Hodgkin Disease/Lymphoma

WHAT IS IT? 

Hodgkin disease/lymphoma (HL) is a neoplasm of the lymphatic system that is characterized by proliferation of large B-cells (more on this later). This disease is usually characterized by the orderly (contiguous) spread of neoplastic cells from lymph node group to lymph node group (usually extra nodular masses will not be present).

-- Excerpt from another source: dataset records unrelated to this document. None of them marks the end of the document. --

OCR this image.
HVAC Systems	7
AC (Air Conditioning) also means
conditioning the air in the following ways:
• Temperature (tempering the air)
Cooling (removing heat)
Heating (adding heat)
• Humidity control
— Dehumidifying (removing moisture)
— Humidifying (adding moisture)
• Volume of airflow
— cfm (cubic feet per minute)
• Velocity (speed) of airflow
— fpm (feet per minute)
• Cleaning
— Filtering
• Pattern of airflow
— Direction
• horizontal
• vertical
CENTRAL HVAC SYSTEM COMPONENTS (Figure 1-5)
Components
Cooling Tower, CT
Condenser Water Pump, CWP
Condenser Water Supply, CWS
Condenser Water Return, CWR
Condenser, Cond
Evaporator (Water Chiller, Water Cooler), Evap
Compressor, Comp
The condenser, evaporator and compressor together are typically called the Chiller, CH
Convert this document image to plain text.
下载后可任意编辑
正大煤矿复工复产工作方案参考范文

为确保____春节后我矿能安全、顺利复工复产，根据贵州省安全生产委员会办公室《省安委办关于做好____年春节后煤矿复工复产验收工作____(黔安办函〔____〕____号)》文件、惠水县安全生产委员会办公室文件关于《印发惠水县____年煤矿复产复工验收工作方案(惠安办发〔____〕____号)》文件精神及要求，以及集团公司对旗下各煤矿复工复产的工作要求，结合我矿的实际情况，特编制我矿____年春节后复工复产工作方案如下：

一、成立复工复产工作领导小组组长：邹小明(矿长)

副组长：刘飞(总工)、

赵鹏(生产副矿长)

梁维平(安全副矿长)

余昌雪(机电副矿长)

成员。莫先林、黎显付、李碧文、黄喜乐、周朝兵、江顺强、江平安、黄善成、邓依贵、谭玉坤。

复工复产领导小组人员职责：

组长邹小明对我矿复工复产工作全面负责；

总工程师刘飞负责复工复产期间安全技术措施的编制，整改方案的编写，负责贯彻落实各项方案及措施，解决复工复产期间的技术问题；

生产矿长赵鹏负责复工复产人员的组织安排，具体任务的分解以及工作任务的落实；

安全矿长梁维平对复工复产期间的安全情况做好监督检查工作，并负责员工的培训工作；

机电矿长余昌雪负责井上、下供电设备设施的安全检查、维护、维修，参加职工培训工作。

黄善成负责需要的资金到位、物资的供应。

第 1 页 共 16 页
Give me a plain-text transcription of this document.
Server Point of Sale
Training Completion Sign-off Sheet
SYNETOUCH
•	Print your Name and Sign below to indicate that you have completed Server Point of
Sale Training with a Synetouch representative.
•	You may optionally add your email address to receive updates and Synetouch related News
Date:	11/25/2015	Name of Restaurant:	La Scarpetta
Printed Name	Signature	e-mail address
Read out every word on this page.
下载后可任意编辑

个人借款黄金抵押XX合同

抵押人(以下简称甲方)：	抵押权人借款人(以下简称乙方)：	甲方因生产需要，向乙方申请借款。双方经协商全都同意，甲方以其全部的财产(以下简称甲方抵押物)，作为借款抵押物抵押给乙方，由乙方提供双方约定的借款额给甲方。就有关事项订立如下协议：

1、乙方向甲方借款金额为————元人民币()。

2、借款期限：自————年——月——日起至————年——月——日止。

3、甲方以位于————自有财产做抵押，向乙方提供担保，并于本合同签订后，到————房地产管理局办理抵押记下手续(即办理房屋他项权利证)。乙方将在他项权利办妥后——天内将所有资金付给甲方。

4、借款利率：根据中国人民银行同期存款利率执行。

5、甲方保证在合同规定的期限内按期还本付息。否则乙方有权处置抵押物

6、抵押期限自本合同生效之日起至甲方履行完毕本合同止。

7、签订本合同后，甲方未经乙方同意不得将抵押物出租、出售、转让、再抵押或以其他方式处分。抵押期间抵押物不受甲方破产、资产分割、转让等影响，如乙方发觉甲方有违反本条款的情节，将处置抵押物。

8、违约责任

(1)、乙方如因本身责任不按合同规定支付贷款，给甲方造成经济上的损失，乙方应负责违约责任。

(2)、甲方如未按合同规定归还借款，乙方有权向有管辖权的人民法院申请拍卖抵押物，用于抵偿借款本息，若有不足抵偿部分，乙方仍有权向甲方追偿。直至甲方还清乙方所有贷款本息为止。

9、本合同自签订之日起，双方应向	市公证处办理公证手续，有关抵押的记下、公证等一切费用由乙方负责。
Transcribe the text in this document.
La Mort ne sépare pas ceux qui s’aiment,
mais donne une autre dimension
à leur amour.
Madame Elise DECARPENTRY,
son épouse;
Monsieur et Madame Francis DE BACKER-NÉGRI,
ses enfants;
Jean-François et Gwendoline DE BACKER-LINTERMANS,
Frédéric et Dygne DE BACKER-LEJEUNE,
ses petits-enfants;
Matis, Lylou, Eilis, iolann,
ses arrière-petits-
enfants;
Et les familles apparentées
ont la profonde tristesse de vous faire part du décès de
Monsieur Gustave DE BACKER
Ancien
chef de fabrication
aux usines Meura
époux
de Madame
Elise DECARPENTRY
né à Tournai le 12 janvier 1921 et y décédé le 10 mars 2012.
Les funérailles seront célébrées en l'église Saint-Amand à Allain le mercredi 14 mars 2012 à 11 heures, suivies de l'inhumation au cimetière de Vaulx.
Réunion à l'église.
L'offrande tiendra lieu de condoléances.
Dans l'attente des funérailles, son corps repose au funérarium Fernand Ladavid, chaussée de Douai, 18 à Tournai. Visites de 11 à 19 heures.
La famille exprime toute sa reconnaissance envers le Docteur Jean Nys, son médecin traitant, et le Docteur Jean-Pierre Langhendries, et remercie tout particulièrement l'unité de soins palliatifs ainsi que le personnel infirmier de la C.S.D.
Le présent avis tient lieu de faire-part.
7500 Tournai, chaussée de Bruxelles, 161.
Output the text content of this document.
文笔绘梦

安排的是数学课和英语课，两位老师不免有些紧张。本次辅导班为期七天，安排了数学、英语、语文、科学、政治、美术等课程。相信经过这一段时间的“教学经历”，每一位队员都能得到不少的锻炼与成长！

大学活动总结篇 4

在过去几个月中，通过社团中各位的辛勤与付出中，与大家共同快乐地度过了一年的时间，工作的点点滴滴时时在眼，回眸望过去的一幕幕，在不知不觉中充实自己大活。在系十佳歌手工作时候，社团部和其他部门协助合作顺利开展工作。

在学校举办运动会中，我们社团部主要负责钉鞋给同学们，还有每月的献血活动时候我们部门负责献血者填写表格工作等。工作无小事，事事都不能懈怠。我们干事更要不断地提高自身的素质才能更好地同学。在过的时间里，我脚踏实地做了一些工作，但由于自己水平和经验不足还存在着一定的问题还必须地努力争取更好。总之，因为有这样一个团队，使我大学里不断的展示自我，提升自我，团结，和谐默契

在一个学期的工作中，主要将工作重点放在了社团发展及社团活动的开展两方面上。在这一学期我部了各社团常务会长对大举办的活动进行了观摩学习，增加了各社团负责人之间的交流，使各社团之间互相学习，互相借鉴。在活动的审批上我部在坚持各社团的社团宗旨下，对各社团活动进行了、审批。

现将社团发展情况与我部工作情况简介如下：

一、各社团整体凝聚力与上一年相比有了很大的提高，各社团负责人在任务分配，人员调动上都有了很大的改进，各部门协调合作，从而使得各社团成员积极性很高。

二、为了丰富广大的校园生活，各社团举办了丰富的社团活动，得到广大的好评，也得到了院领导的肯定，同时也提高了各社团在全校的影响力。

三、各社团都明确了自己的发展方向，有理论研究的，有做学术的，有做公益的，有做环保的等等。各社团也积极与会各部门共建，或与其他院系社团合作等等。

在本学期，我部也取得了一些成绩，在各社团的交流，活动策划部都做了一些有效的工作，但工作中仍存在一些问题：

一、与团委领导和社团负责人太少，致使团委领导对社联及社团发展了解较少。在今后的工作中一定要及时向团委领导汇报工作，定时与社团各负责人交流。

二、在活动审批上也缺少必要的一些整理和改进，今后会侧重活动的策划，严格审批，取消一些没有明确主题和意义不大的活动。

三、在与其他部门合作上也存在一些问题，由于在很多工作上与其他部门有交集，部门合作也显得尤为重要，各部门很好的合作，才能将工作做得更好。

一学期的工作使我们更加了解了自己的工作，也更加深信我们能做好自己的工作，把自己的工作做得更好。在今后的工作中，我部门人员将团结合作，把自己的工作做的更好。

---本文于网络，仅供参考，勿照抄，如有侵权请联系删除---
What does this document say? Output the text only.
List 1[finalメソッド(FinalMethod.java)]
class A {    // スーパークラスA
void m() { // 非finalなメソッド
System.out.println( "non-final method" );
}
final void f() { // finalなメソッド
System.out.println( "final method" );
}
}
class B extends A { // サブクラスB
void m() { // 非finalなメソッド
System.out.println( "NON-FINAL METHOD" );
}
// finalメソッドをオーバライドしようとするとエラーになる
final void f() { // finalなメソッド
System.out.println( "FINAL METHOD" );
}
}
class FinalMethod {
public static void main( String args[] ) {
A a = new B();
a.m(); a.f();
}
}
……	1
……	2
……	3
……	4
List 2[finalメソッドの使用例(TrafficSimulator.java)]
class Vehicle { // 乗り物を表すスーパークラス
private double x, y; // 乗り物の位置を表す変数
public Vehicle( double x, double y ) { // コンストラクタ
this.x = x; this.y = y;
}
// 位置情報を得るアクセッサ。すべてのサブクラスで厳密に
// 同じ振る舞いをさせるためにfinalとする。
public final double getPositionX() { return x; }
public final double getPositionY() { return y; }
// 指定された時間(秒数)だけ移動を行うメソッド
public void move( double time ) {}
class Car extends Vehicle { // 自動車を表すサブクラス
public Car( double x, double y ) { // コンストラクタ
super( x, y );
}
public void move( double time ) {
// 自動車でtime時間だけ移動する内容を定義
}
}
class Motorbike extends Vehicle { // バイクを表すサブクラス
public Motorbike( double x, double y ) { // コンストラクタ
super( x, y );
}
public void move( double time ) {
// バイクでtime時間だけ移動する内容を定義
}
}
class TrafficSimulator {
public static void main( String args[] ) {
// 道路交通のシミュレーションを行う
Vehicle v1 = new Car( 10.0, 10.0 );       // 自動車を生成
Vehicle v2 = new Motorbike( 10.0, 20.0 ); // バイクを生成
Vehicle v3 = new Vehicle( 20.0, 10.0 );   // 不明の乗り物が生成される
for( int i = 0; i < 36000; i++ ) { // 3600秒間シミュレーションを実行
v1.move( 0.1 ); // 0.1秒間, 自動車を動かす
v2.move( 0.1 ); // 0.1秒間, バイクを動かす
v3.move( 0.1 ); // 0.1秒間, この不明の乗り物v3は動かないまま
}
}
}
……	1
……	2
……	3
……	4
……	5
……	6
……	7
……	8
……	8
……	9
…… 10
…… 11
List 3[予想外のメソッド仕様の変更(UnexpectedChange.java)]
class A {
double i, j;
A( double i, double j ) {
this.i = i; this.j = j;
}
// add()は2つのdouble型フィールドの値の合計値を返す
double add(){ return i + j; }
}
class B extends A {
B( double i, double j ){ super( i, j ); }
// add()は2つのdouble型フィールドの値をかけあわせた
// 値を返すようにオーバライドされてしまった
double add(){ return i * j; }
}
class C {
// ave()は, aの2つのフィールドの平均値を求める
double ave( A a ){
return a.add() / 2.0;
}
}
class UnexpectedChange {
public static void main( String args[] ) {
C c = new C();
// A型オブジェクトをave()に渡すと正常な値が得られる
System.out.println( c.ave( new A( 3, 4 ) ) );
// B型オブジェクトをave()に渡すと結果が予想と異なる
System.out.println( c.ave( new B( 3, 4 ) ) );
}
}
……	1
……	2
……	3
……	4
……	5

Subtypes of the disease include:

  • Nodular sclerosis: most common subtype, associated with fibrosis of the lymph nodes
  • Mixed cellularity: second most common is associated with abundant eosinophils
  • Lymphocyte-rich: rare
  • Lymphocyte depleted: most rare

Cause: the exact precipitating factor is unknown for HL.

WHY IS IT A PROBLEM?

The cells that compose the lymphoma (Reed-Sternberg cells discussed more later) secrete cytokines that cause the B symptoms described below (fever, sweats, chills). Furthermore these cytokines attract reactive white blood cells, and also can lead to fibrosis.

WHAT MAKES US SUSPECT IT?

Risk factors: EBV infection, (male, except for nodular sclerosing which affects females more)

Constitutional (“B”) signs/symptoms: these include

  • low grade fever
  • night sweats
  • weight loss

Lymphadenopathy: that will usually not be painful on physical exam. Cervical/subclavicular which can be felt on physical exam, and mediastinal that can be seen on a chest X-ray (perhaps from a previous x-ray the patient has received. Rarely affects the tonsils/adenoids.

Anterior mediastinal mass/general mediastinal widening in a patient with Hodgkin lymphoma (source)
Anterior mediastinal mass/general mediastinal widening in a patient with Hodgkin lymphoma (source)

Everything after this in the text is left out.